Schweizer Klüngel-Vorwurf Fifa vergab günstige WM-Tickets an Richter
17.10.2015, 14:21 Uhr
Haben Zürcher Richter und Staatsanwälte ihre Stellung ausgenützt, um auf die fast unerreichbaren Plätze zu gelangen? Im Bild die deutschen Spielerfrauen beim WM-Spiel 2006 gegen Argentinien.
(Foto: picture-alliance/ dpa)
Von Italia 90 bis zum Sommermärchen 2006 in Deutschland: Bei den WM-Finalspielen saßen immer ranghohen Richter und Staatsanwälte aus Zürich auf der Tribüne. Sie bekamen Eintrittskarten von der Fifa-Spitze - zu einem sehr günstigen Preis.
Einmal im Leben ein WM-Finale live erleben. Davon träumen Millionen Fußballfans. In Erfüllung geht der Traum für die allerwenigsten. Eine Gruppe von Zürcher Juristen hingegen hatte gleich mehrfach das Vergnügen. Der Fußball-Weltverband Fifa soll einem Bericht zufolge Richtern und Staatsanwälten auf entsprechende Anfragen Karten zur Verfügung gestellt haben.
Von Italia 90 bis zum WM-Sommermärchen 2006 in Deutschland sollen diese laut der Schweizer Zeitung "Tagesanzeiger" in wechselnder Formation auf der Tribüne gesessen haben. Demnach haben die Justiz-Angehörigen die Karten schriftlich beim Weltverband angefordert. Die Bestellungen sollen zum Teil sogar über den derzeit suspendierten Präsidenten Joseph Blatter gelaufen sein.
Zwar hätten die Staatsanwälte und Richter, so berichtet der Tagesanzeiger unter Berufung auf einen Fifa-Insider, die Tickets selbst bezahlt – allerdings zu Preisen, die deutlich unter dem Marktdurchschnitt gelegen hätten.
Verstoß gegen Berufsethik
Um die Tickets für die Gruppe zu erhalten, habe er eine "normale nette Bewerbung" an die Fifa geschrieben, sagte etwa der langjährige Präsident des Zürcher Arbeitsgerichts, Hans-Peter Egli, der Schweizer Zeitung "Tagesanzeiger". "Mal waren es bessere, zum Beispiel Haupttribüne, mal waren es schlechtere, in der Kurve", erklärte der pensionierte Egli. Ob er in seiner Funktion beruflich mit der Fifa zu tun gehabt habe, wollte Egli nicht sagen.

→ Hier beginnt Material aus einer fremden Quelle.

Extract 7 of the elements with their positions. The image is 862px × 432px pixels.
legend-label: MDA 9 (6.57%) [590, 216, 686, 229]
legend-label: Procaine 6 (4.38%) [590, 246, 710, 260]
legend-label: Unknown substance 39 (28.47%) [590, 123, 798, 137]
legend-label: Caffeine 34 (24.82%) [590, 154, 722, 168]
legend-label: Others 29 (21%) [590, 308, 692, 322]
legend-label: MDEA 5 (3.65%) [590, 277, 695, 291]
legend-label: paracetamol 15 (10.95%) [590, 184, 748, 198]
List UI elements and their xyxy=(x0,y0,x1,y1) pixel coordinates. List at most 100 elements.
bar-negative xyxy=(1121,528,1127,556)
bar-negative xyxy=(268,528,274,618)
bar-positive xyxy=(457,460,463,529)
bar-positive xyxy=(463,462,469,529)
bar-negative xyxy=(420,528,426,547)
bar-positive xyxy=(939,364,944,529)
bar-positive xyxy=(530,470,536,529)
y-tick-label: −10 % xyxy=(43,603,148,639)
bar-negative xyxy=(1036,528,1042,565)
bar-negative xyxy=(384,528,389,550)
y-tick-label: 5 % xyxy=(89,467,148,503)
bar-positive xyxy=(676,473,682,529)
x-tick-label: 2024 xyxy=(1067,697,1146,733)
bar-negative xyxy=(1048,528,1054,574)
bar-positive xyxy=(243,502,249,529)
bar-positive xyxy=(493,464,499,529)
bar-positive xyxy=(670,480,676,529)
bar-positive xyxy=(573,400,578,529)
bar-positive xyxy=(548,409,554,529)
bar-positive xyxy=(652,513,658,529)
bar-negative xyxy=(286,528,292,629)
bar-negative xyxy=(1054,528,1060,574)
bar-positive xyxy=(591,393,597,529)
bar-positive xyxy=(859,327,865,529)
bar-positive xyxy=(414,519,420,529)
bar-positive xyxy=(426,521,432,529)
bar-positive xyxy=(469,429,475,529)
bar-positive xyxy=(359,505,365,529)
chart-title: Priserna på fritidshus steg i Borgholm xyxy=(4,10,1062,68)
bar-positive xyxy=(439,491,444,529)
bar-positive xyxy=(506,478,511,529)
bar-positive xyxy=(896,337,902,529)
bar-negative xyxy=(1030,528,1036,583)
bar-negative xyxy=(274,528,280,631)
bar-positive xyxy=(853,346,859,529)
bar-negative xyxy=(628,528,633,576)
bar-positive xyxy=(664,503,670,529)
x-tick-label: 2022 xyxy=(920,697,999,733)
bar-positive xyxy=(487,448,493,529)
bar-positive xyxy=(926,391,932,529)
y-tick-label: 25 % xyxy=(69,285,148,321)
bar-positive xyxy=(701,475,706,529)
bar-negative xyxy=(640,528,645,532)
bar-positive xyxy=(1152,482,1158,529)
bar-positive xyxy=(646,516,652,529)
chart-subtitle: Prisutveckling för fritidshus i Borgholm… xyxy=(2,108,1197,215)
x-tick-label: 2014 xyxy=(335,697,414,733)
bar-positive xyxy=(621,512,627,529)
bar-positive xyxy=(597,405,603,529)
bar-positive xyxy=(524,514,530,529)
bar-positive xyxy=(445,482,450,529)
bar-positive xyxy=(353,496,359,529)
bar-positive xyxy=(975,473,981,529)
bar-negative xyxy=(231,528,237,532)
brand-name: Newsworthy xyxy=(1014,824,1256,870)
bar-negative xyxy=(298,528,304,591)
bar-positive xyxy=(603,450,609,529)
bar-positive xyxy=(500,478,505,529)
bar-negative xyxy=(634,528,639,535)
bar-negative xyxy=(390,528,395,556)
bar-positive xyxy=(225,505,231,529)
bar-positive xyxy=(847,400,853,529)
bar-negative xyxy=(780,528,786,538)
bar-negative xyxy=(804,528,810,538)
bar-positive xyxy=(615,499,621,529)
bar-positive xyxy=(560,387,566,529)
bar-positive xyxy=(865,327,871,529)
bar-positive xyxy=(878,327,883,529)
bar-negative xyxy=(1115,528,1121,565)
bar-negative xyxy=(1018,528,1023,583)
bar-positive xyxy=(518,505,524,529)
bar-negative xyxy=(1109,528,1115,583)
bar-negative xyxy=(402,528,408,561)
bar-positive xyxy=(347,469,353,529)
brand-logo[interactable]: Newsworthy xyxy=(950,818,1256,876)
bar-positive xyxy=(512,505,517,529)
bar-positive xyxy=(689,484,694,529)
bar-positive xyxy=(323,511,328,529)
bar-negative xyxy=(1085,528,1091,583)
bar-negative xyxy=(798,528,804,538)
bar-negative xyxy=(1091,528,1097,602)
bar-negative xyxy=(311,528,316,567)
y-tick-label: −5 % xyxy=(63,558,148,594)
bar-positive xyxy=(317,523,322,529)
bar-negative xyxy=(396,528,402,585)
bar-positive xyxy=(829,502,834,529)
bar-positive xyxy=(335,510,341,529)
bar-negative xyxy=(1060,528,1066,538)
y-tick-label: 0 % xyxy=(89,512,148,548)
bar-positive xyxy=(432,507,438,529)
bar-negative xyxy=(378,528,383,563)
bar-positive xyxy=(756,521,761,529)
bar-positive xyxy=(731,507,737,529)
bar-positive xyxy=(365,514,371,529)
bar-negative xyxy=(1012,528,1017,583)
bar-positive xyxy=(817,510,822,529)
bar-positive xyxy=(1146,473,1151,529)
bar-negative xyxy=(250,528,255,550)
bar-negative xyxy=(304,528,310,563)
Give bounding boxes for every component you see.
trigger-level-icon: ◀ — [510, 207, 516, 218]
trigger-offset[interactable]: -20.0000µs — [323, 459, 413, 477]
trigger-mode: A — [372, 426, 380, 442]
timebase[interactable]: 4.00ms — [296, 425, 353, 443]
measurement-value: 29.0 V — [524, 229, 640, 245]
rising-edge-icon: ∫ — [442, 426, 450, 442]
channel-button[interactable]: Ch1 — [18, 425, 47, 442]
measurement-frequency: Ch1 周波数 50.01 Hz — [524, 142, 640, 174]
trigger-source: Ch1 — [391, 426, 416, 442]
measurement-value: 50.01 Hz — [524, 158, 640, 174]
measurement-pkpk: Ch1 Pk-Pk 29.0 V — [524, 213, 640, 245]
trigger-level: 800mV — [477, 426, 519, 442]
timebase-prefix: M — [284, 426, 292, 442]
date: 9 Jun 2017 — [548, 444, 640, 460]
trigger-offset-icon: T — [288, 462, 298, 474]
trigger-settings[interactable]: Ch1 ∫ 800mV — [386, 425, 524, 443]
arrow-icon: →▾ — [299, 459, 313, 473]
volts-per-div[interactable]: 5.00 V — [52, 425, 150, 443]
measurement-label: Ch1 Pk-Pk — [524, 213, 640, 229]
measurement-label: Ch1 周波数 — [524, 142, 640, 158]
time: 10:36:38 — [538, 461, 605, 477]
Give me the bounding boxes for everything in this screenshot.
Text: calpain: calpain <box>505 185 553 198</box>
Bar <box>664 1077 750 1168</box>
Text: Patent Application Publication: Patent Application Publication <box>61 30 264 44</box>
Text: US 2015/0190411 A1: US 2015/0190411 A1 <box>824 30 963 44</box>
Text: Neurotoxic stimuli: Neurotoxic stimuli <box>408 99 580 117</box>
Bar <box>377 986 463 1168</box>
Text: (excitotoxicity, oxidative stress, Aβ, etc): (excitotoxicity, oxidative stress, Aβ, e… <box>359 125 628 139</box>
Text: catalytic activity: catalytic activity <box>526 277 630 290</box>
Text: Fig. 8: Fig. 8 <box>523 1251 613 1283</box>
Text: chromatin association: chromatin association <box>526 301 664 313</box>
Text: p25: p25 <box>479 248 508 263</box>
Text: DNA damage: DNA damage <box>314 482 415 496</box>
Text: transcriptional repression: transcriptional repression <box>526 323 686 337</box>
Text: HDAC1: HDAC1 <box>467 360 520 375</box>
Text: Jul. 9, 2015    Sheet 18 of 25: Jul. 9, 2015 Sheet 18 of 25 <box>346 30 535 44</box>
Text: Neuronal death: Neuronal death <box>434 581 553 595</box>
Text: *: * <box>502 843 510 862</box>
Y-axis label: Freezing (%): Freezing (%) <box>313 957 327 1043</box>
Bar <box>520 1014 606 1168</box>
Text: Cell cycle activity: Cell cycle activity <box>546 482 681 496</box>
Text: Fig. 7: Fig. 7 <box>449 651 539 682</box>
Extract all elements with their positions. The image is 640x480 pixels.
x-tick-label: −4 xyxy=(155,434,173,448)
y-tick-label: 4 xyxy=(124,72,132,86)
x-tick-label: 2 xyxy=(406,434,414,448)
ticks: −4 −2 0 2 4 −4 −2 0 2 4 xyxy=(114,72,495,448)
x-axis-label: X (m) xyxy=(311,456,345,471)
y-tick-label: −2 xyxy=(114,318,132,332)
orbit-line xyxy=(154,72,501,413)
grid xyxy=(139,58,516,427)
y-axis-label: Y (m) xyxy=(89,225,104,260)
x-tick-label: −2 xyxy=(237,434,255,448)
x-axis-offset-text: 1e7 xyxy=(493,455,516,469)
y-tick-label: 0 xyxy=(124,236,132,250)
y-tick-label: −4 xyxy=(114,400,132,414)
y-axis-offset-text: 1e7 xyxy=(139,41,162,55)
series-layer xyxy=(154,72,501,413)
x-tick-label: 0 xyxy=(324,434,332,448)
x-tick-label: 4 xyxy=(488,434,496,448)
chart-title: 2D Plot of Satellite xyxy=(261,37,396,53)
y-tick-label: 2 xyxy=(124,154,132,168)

Eine mögliche Vorteilsannahme sieht Egli nicht, da die Karten bezahlt worden seien. Der frühere Fifa-Antikorruptionsberater Marc Pieth sprach dagegen von einem möglichen "Verstoß gegen die Berufsethik". Der langjährige Oberstaatsanwalt Andreas Brunner, der drei WM-Endspiele als Zuschauer verfolgte, räumte ein: "Hätte ich bei der Spitze der Fifa unter Angabe meines Namens und meiner Funktion ein Ticket bestellt oder bestellen lassen, hätte selbstredend ein Interessenkonflikt bestanden."
Die Schweizer Justiz steht seit Jahren in der Kritik, zu lasch gegen Straftaten innerhalb der Fifa vorzugehen. 2002 hatte die Bezirksanwaltschaft Zürich ein Verfahren gegen Blatter wegen des Vorwurfs der Veruntreuung eingestellt.